My work flow had been almost completely digital for the past couple of years, so making the transition back to paper was going to be a challenge, but my style is very close to what traditional black and white inks look like.
I sketched layouts and pencils in the daylight but now I have a battery powered lamp that has been helping me put in some time in the evenings, and the pages that I've been working on have actually been turning out really well! White-out has been my savior throughout it all.
Nrama: How has IDW been through this ordeal?
Irizarri: I can't speak for IDW as a whole, but the Judge Dredd crew has been incredibly supportive.
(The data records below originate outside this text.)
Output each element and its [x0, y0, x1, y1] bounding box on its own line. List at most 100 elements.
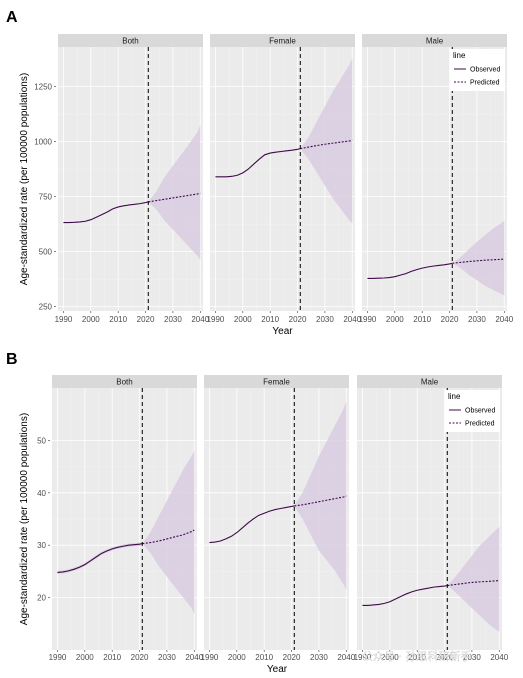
x-tick-label: 2000	[82, 315, 100, 324]
observed-line	[362, 585, 448, 607]
facet-male: Male 1990 2000 2010 2020 2030 2040 line Observed…	[354, 375, 509, 662]
x-tick-label: 2020	[441, 315, 459, 324]
x-tick-label: 2010	[103, 653, 121, 662]
x-axis-title: Year	[272, 326, 293, 337]
legend-label-predicted: Predicted	[470, 80, 500, 87]
x-tick-label: 2040	[495, 315, 513, 324]
legend-label-predicted: Predicted	[465, 421, 495, 428]
facet-male: Male 1990 2000 2010 2020 2030 2040 line Observed…	[359, 34, 514, 324]
x-tick-label: 1990	[207, 315, 225, 324]
x-tick-label: 2010	[261, 315, 279, 324]
x-tick-label: 2000	[386, 315, 404, 324]
x-tick-label: 1990	[354, 653, 372, 662]
observed-line	[367, 262, 453, 279]
x-tick-label: 2030	[463, 653, 481, 662]
y-axis-title: Age-standardized rate (per 100000 popula…	[19, 413, 30, 625]
x-tick-label: 2010	[109, 315, 127, 324]
legend-title: line	[448, 392, 461, 401]
x-tick-label: 2010	[408, 653, 426, 662]
legend-background	[450, 49, 505, 91]
x-tick-label: 2040	[343, 315, 361, 324]
x-tick-label: 2030	[316, 315, 334, 324]
predicted-line	[447, 579, 500, 587]
x-tick-label: 2000	[228, 653, 246, 662]
facet-strip	[357, 375, 502, 388]
facet-female: Female 1990 2000 2010 2020 2030 2040	[207, 34, 362, 324]
chart-b: B Age-standardized rate (per 100000 popul…	[6, 351, 509, 675]
predicted-line	[452, 258, 505, 264]
facet-strip	[210, 34, 355, 47]
facet-strip-label: Female	[263, 378, 290, 387]
prediction-interval-ribbon	[300, 58, 353, 223]
x-tick-label: 1990	[359, 315, 377, 324]
x-axis-title: Year	[267, 664, 288, 675]
x-tick-label: 2020	[289, 315, 307, 324]
x-tick-label: 1990	[201, 653, 219, 662]
x-tick-label: 2010	[413, 315, 431, 324]
y-tick-label: 500	[39, 248, 53, 257]
y-tick-label: 20	[37, 594, 46, 603]
facet-female: Female 1990 2000 2010 2020 2030 2040	[201, 375, 356, 662]
legend-title: line	[453, 51, 466, 60]
y-tick-label: 40	[37, 489, 46, 498]
facet-strip	[58, 34, 203, 47]
x-tick-label: 1990	[55, 315, 73, 324]
facet-strip	[52, 375, 197, 388]
observed-line	[57, 543, 143, 573]
y-tick-label: 50	[37, 436, 46, 445]
x-tick-label: 2000	[381, 653, 399, 662]
x-tick-label: 2030	[158, 653, 176, 662]
x-tick-label: 2020	[436, 653, 454, 662]
prediction-interval-ribbon	[447, 526, 500, 632]
prediction-interval-ribbon	[142, 450, 195, 615]
x-tick-label: 1990	[49, 653, 67, 662]
facet-strip	[362, 34, 507, 47]
y-tick-label: 250	[39, 303, 53, 312]
facet-strip-label: Male	[421, 378, 439, 387]
facet-strip	[204, 375, 349, 388]
x-tick-label: 2040	[191, 315, 209, 324]
x-tick-label: 2020	[283, 653, 301, 662]
x-tick-label: 2030	[310, 653, 328, 662]
x-tick-label: 2040	[337, 653, 355, 662]
legend: line Observed Predicted	[445, 390, 500, 432]
x-tick-label: 2040	[185, 653, 203, 662]
watermark-text: 公众号 · 孙思科研新手	[362, 649, 472, 663]
y-tick-label: 750	[39, 193, 53, 202]
x-tick-label: 2020	[131, 653, 149, 662]
predicted-line	[142, 529, 195, 545]
predicted-line	[148, 192, 201, 203]
legend-label-observed: Observed	[470, 67, 500, 74]
x-tick-label: 2000	[76, 653, 94, 662]
facet-strip-label: Female	[269, 37, 296, 46]
facet-both: Both 1990 2000 2010 2020 2030 2040	[55, 34, 210, 324]
legend-background	[445, 390, 500, 432]
prediction-interval-ribbon	[452, 220, 505, 296]
legend-label-observed: Observed	[465, 408, 495, 415]
y-axis-title: Age-standardized rate (per 100000 popula…	[19, 73, 30, 285]
y-tick-label: 30	[37, 541, 46, 550]
observed-line	[209, 505, 295, 544]
observed-uncertainty-ribbon	[57, 542, 143, 575]
facet-strip-label: Male	[426, 37, 444, 46]
facet-strip-label: Both	[122, 37, 138, 46]
panel-label-b: B	[6, 351, 18, 368]
x-tick-label: 2040	[490, 653, 508, 662]
observed-line	[63, 201, 149, 224]
y-tick-label: 1000	[34, 138, 52, 147]
x-tick-label: 2030	[468, 315, 486, 324]
x-tick-label: 2010	[255, 653, 273, 662]
prediction-interval-ribbon	[148, 125, 201, 260]
panel-label-a: A	[6, 9, 18, 26]
x-tick-label: 2000	[234, 315, 252, 324]
x-tick-label: 2020	[137, 315, 155, 324]
facet-strip-label: Both	[116, 378, 132, 387]
predicted-line	[300, 139, 353, 150]
predicted-line	[294, 495, 347, 507]
x-tick-label: 2030	[164, 315, 182, 324]
observed-line	[215, 148, 301, 178]
chart-a: A Age-standardized rate (per 100000 popul…	[6, 9, 514, 337]
prediction-interval-ribbon	[294, 401, 347, 590]
legend: line Observed Predicted	[450, 49, 505, 91]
My editor Denton Tipton was checking in to see how I could get my payment for previous issues and after seeing that I was capable of working, made arrangements to give me the time to finish issue #8, the finale of the series. Ulises Fariñas has also checked in, shared as many links as he could and put a real spotlight on the island's situation. Erick Freitas and Ryan Hill have also been very cool and understanding of what we went through down here on the island.
Nrama: For comics fans reading this wondering how they can help Puerto Rico, what do you recommend?
Irizarri: I think the most critical thing they can do is call their local senators and congressmen and ask for a repeal of the Jones Act which is putting a stranglehold on the help that gets to the island. It states that only American ships with American captains can bring cargo on to the island, which most of the time doubles the cost of all essential products we need to survive.
It was waived for a mere 10 days and since it was put back in motion, there's been talks of potential food shortages. If congress doesn't do something about the Jones Act, we're looking at a potential food crisis.
Nrama: What would you like to tell comic fans?
Irizarri: I'd just like to tell them to be understanding. That it’s easier to be cynical or jaded, or mostly interested in the next big Hollywood franchise movie, but that real empathy for your fellow man is hard. That Puerto Ricans are American citizens and we're not looking for handouts, don't fall for the narratives the current administration is creating. There are still so many people that need the help.